Als blijkt dat er in het buitenland wel vastgoed en jachten worden bevroren, neemt ook bij het Kadaster de druk toe. „Zou mij trouwens niets verbazen als druk snel groter wordt nu blijkt dat Nederland van alle EU-leden zo ongeveer het minste aan bezittingen/vermogens heeft bevroren”, schrijft een medewerker.
Als Stef Blok eind mei afzwaait, heeft Nederland 24 jachten, zes vliegtuigen en 640 miljoen euro aan banktegoeden bevroren.

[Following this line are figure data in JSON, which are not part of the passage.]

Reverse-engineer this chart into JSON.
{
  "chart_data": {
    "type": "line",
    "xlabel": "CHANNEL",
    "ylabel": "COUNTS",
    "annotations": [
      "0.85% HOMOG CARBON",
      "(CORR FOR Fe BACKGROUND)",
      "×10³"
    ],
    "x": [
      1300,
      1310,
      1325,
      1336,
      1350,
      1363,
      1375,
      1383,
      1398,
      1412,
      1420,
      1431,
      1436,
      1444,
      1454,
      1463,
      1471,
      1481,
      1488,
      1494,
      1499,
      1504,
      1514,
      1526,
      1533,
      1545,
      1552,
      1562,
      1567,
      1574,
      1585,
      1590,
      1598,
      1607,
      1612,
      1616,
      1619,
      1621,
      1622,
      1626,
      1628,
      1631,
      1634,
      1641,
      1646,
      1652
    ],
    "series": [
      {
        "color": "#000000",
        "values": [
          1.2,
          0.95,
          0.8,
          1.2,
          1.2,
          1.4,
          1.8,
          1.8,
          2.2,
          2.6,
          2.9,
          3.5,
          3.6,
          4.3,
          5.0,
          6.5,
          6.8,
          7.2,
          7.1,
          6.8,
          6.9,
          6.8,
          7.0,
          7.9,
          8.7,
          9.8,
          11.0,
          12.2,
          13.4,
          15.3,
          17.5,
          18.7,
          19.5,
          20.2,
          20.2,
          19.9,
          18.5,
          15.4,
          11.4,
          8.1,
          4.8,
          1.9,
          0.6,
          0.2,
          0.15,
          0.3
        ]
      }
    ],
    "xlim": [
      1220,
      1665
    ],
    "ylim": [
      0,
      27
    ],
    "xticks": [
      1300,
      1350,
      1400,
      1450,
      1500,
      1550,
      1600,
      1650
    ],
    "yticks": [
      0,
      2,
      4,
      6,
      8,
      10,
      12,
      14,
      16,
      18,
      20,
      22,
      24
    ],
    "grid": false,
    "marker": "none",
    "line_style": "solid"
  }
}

In zijn eindrapport stelt Blok dat er verder moet worden gebouwd aan „de uitwisseling van gegevens tussen de overheidsorganisaties”. „Sneller, efficiënter en makkelijker uitwisselen van gegevens is nodig om mogelijke verbondenheden inzichtelijker te maken.”
In een gezamenlijke reactie zeggen de ministeries nu dat „de sanctienaleving” „in de eerste plaats aan marktpartijen zelf” is. „Zoals de banken die financiële tegoeden van gesanctioneerde partijen bevriezen, notarissen en makelaars die transacties van vastgoed met gesanctioneerde partijen verhinderen.” Volgens hen zijn er „geen aanwijzingen gevonden dat in die tussenliggende periode (Wit-)Russische eigenaren” „hun eigendom of zeggenschap in een Nederlandse onderneming hebben verplaatst”.